In this project, scene categorization is done using the following process (there are train and test images):

1. Build vocabulary: collect SIFT descriptors from training images and use k-mean to cluster them into the desired number of words in the vocabulary.
2. Build histogram for the training set: For each training image, ors, their distances to each word in the vocabulary, take the minimum distance for each descriptor, match it with the corresponding word, and build the histogram of the vocabulary in the image.
3. Train a one-vs-all SVM: use a linear SVM to train the model from histograms obtained from step 2.
4. Classify every test image in the test set with the trained SVM model.

Although the submitted code is designed to use a random set of descriptors of an image, I mostly run and test the results with the full set of descriptors to avoid errors generated by randomization.

Below is a result from a vocabulary chosen from random half of the descriptors.
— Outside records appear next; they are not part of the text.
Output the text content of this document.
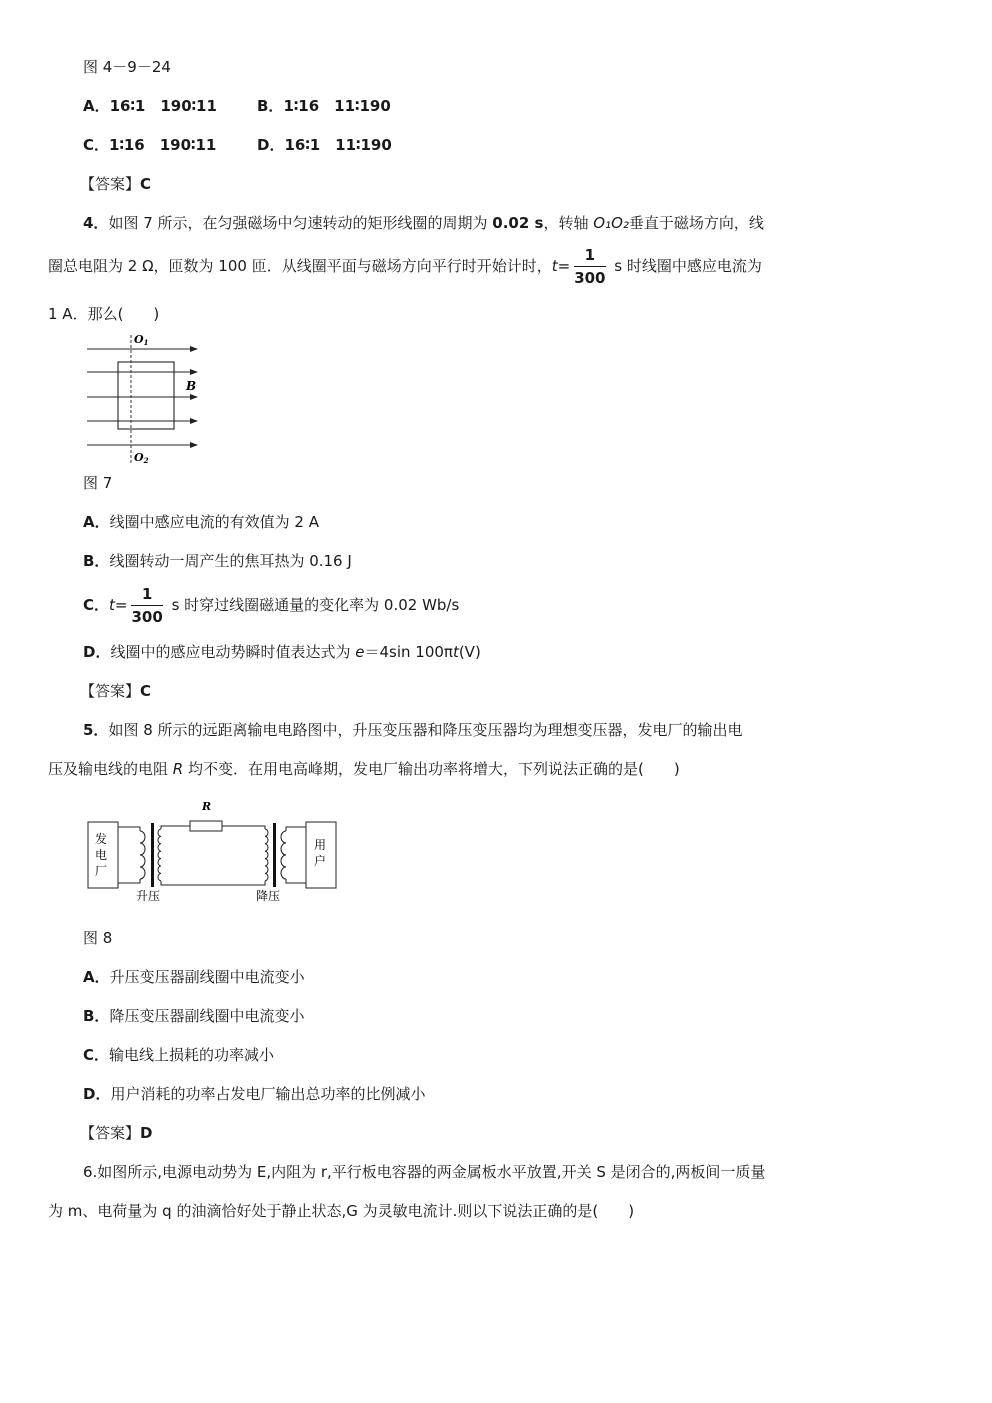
图 4－9－24
A．16∶1　190∶11	B．1∶16　11∶190
C．1∶16　190∶11	D．16∶1　11∶190
【答案】C
4．如图 7 所示，在匀强磁场中匀速转动的矩形线圈的周期为 0.02 s，转轴 O₁O₂垂直于磁场方向，线
圈总电阻为 2 Ω，匝数为 100 匝．从线圈平面与磁场方向平行时开始计时，$t= \frac{1}{300}$ s 时线圈中感应电流为
1 A．那么(　　)
O1
O2
B
图 7
A．线圈中感应电流的有效值为 2 A
B．线圈转动一周产生的焦耳热为 0.16 J
C．$t= \frac{1}{300}$ s 时穿过线圈磁通量的变化率为 0.02 Wb/s
D．线圈中的感应电动势瞬时值表达式为 e＝4sin 100πt(V)
【答案】C
5．如图 8 所示的远距离输电电路图中，升压变压器和降压变压器均为理想变压器，发电厂的输出电
压及输电线的电阻 R 均不变．在用电高峰期，发电厂输出功率将增大，下列说法正确的是(　　)
R
发
电
厂
用
户
升压	降压
图 8
A．升压变压器副线圈中电流变小
B．降压变压器副线圈中电流变小
C．输电线上损耗的功率减小
D．用户消耗的功率占发电厂输出总功率的比例减小
【答案】D
6.如图所示,电源电动势为 E,内阻为 r,平行板电容器的两金属板水平放置,开关 S 是闭合的,两板间一质量
为 m、电荷量为 q 的油滴恰好处于静止状态,G 为灵敏电流计.则以下说法正确的是(　　)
Accuracy = 0.6193.


Extra credit

 

1. Report performance on different vocabulary sizes:

8 different sizes are examined, overall results yield that 400 is the best size to be chosen. The graph shows relationship between them:

 

|V| = 10, Accuracy = 0.4213 |V| = 40, Accuracy = 0.5680 |V| = 80, Accuracy = 0.6047

|V| = 200, Accuracy = 0.6113 |V| = 400, Accuracy = 0.6180 |V| = 800, Accuracy = 0.6067

|V| = 1600, Accuracy = 0.6033 |V| = 10000, Accuracy = 0.5650

2. Pyramid Match Kernel:

I use a non-linear SVM using the histogram intersection matrix as the input kernel matrix. The result accuracy is improved to 0.7113 with vocabulary size = 200.